Relatie met bestaande instrumenten

Het onderhavige Protocol bevat elementen uit het volkenrechtelijk instrumentarium met betrekking tot mensenhandel. Deze zijn van recente datum vergeleken met het IAO-verdrag van 1930 en omvatten onder meer het bovengenoemde Palermo-Protocol, het op 16 mei 2005 te Warschau tot stand gekomen Verdrag van de Raad van Europa inzake bestrijding van mensenhandel (Trb. 2006, 99) en de vigerende EU-richtlijn van 20113. Deze nieuwe elementen zijn dan ook grotendeels ontleend aan deze meer recente instrumenten met betrekking tot de bestrijding van mensenhandel. Dit geldt voor de meeste bepalingen in het Protocol over preventie, bescherming, revalidatie en rehabilitatie van slachtoffers van gedwongen of verplichte arbeid, alsmede voor het verschaffen van andere vormen van bijstand en ondersteuning. Ook de bepaling over de niet-strafbaarheid van slachtoffers voor delicten die zij wegens gedwongen betrokkenheid bij onrechtmatige activiteiten hebben begaan (het «non-punishment» beginsel), is een weerspiegeling van soortgelijke bepalingen in recente internationale instrumenten met betrekking tot de aanpak van mensenhandel, zoals het bovengenoemde Raad van Europa verdrag en de EU-richtlijn mensenhandel4. Dit geldt eveneens voor de bepaling in het Protocol die de verdragspartijen verplicht samen te werken bij de preventie en bestrijding van gedwongen arbeid.

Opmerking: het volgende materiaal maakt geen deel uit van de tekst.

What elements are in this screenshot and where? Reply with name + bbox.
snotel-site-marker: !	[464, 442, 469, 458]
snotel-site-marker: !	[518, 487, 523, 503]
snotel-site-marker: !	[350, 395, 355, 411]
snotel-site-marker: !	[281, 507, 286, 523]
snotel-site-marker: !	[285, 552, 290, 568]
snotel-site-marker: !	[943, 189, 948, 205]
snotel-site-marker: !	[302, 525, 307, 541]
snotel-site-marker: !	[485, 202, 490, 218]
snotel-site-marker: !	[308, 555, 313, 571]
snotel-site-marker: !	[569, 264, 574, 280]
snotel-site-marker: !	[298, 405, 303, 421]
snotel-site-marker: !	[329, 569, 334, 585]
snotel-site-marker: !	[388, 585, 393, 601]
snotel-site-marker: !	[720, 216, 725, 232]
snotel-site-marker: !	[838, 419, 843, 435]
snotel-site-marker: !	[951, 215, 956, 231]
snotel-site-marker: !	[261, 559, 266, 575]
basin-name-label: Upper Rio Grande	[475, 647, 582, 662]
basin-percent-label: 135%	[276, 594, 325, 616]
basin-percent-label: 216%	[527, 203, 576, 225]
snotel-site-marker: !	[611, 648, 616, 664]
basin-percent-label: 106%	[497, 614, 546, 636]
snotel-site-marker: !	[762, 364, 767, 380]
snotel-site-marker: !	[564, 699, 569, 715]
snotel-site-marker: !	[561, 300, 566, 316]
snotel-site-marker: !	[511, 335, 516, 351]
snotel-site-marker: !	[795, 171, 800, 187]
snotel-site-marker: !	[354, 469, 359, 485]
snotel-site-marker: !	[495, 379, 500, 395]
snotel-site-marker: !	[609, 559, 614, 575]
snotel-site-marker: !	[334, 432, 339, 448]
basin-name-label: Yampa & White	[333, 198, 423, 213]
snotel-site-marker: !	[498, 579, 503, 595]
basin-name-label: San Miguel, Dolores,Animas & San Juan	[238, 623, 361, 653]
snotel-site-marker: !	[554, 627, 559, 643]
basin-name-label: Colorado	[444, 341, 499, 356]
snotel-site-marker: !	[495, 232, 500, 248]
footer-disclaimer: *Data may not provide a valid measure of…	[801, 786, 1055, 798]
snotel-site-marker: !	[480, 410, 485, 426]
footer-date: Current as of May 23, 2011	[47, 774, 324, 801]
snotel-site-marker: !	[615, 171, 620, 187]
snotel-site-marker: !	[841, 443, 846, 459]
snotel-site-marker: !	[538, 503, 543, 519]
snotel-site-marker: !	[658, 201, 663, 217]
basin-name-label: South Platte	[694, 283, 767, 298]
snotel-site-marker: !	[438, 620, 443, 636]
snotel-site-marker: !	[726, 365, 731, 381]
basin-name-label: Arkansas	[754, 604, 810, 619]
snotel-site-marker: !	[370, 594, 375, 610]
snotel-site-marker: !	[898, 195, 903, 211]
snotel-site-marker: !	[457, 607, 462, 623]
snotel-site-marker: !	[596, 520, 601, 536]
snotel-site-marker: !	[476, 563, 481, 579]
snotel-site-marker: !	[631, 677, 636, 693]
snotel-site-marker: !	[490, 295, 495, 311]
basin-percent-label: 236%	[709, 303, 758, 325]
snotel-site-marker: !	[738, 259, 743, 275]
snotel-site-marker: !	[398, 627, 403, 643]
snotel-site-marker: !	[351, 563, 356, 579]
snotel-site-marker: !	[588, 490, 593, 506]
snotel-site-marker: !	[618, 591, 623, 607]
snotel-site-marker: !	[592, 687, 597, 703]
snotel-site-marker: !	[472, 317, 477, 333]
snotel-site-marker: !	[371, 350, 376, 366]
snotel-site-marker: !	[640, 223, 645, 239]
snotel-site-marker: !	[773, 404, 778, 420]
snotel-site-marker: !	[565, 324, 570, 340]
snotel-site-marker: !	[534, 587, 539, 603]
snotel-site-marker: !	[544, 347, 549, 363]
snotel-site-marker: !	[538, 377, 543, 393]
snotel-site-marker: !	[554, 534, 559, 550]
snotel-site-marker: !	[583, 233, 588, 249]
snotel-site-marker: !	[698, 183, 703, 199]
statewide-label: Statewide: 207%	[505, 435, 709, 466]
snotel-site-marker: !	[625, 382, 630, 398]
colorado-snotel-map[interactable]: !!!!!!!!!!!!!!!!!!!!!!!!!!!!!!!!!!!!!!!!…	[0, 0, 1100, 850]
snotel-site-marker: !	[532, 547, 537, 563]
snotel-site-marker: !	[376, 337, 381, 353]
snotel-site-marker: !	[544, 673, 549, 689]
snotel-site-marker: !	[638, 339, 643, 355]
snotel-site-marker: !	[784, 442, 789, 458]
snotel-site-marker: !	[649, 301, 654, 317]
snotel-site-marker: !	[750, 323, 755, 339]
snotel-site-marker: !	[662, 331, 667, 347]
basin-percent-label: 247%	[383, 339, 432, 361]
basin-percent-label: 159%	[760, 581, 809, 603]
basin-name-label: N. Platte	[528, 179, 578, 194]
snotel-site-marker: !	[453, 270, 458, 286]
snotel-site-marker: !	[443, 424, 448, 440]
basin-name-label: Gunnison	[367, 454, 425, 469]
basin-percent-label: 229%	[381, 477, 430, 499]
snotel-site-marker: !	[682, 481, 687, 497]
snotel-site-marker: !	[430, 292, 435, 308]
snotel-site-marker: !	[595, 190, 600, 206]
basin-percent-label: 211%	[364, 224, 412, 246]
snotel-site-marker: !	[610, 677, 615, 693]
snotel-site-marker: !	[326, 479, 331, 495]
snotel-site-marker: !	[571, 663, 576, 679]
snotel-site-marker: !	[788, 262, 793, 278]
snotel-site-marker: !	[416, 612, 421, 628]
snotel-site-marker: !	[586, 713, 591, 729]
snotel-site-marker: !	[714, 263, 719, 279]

In die zin bevat het Protocol weinig nieuwe elementen, althans niet voor Nederland waar slachtoffers van gedwongen arbeid onder de bepalingen met betrekking tot mensenhandel vallen en dus reeds dezelfde bescherming genieten. Wel nieuw in het Protocol is de betrokkenheid van sociale partners.

Mensenhandel is strafbaar gesteld in artikel 273f van het Nederlandse Wetboek van Strafrecht (hierna: WvSr). De strafbaarstelling van mensenhandel is gericht op het tegengaan van uitbuiting in ruime zin. Artikel 273f, tweede lid, WvSr bepaalt dat uitbuiting, onder meer, gedwongen of verplichte arbeid of diensten omvat. Deze vorm van mensenhandel wordt meestal aangeduid als mensenhandel met het oogmerk van arbeidsuitbuiting. Het artikel strekt tot implementatie van voornoemde internationale instrumenten ter bestrijding van mensenhandel. Artikel 273f WvSr, vormt in de Nederlandse context een toereikende grondslag om de gerelateerde misdaden van mensenhandel en gedwongen arbeid te vervolgen.

1.3 Standpunt ten aanzien van bekrachtiging

Van de totstandkoming van het Protocol gaat boven alles een belangrijk politiek signaal uit: gedwongen arbeid kan niet worden geduld, de aanpak van dit kwaad heeft internationaal de aandacht5. Door partij te worden bij het Protocol van 2014 geven staten uiting aan hun vastbeslotenheid gedwongen arbeid tegen te gaan, in eigen land en internationaal. Bekrachtiging van het Protocol van 2014 is opportuun, omdat IAO-verdrag nr. 29 te weinig houvast biedt voor een effectieve aanpak van gedwongen of verplichte arbeid en er aanvullende maatregelen nodig zijn op het gebied van preventie, bescherming en schadeloosstelling (zie eerdergenoemde brief aan de Tweede Kamer van 2 juli 2014). Van belang is ook dat het Protocol formeel vastlegt dat gedwongen of verplichte arbeid en mensenhandel als verwante vormen van misdaad moeten worden gezien en dat, voor zover staten deze begrippen wel gescheiden willen benaderen, de slachtoffers in beide gevallen recht hebben op bescherming, opvang en schadeloosstelling.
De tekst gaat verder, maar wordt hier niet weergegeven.